Guilt by association is a peculiar thing because it criminalizes not an action but a state of being. In the days that Diocletian persecuted and pursued the Church at every opportunity and every turn, Zoe of Rome was guilty by association in the eyes of the empire and Diocletian. Her husband was a man by the name of Nicostratus who was a jailer and officer within Dicoletian’s empire. Zoe, however, was mute and could not speak no matter how hard she tried and no matter how much she desperately wanted to do so. Then, one day, Zoe and Nicostratus heard that Sebastian was preaching nearby and that he had been known to heal and cure the people whom he touched and for whom he prayed. So, they went seeking life and the one who seemed to carry it with him in his words and actions.When they found Sebastian Zoe knelt before him and indicated her muteness with signals and the help of Nicostratus. Sebastian looked upon her for only a moment before making the sign of the cross over her and offering a short prayer to God on her behalf. She was healed and both she and Nicostratus became convinced of the truth behind Sebastian’s preaching. After all, the wonders Sebastian worked made it apparent that he spoke holy words of life in opposition to an empire bent on destruction and the threat of death. By taking the Faith of Sebastian as their own faith they both became guilty by association since the empire already despised Sebastian’s words and works.
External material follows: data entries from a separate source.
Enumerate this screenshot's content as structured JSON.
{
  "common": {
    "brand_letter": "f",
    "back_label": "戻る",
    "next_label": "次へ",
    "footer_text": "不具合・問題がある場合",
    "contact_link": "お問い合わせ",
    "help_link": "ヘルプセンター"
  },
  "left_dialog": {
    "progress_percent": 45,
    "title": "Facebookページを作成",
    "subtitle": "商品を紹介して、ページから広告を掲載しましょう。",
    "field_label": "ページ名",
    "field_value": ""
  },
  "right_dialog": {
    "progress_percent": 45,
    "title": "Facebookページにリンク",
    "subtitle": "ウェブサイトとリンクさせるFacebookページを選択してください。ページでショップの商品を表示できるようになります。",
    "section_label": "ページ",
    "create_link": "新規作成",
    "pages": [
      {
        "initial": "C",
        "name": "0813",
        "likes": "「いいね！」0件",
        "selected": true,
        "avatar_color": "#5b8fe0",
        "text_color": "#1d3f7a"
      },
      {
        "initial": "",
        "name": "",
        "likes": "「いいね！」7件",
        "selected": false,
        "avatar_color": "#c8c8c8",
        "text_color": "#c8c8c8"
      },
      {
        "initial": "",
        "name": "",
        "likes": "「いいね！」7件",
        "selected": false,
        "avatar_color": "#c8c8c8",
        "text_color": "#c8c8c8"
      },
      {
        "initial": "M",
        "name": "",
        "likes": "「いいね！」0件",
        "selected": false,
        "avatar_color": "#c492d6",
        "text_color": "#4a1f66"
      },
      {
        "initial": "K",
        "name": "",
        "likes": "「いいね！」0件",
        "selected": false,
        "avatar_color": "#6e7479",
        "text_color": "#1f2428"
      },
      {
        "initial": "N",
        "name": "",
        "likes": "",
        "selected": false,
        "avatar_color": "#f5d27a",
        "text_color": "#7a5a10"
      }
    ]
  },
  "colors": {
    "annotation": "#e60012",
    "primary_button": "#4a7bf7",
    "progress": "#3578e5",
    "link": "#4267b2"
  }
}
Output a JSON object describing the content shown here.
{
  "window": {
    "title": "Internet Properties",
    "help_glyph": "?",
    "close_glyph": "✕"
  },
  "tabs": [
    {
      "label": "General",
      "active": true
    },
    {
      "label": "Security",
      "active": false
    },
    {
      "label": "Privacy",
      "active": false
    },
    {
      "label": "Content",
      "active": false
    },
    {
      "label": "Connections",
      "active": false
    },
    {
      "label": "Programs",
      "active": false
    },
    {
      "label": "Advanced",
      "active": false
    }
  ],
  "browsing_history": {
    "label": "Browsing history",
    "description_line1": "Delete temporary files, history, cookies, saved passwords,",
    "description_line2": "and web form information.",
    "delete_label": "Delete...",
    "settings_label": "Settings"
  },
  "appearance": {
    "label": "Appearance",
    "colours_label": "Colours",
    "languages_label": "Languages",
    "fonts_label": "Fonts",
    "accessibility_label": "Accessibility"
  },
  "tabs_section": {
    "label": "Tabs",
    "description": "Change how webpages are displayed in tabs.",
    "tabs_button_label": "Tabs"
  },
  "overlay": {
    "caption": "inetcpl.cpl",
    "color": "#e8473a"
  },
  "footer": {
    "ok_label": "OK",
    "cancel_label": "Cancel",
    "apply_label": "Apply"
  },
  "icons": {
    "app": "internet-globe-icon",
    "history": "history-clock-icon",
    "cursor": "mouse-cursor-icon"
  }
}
Zoe and Nicostratus were soon baptized and asked Sebastian and the other Christian leaders what they should do with their new found faith. They sensed that their faith made demands of them–in fact, they wanted it to do so–but could not readily identify what it was that they should do. Since Nicostratus was a jailer and there were many Christians in prison, Sebastian insisted that he had an obligation to share his faith with them. Nicostratus sent his clerk to the prison to fetch the prisoners and bring them to the home he shared with Zoe and where they were resting currently. The prisoners arrived and listened to the preaching of Sebastian. The unbaptized Christians among them were soon baptized at the hands of the priest Polycarp. Among those who were not Christian there were numerous converts. But this audacious act of evangelism and love did not go unnoticed even though the prisoners soon returned to the prison in which Nicostratus served. The powers of the empire soon found out what Nicostratus had done and with whom he and Zoe were associating. So, they decided to arrest them and apply the pressure of their own faith to them.
They found and arrested Nicostratus with ease because he was an official within the empire. All they had to do was wait for him to show up to the prison and place him in chains to await his trial. Zoe, however, was much harder to track down. It wasn’t that she was avoiding the people she must have known would soon come to arrest her but she was not as easily known as her husband. Zoe was arrested at the grave of Peter. She had gone there to connect with the man who had been called by Jesus to feed and care for the sheep of God. She must have wanted to connect to a tradition older than herself and a man much beloved and admired by the Church of which she was now a part. When they found Zoe praying at that sacred site they knew it was her and so they took her from the grave of Peter to her own grave with a short detour for a sham of a trial. At the trial, they both bravely confessed their faith even when promised forgiveness in return for their apostasy and threatened death if they refused. Though Nicostratus was only beheaded because of his former service to the empire, Zoe was hung by her hair from a tree branch and slowly roasted over a fire. Both died with forgiveness and mercy on their lips and both bodies were thrown into the river so that the empire could try to forget about yet another couple who had chased after life even if it meant walking through imperial death.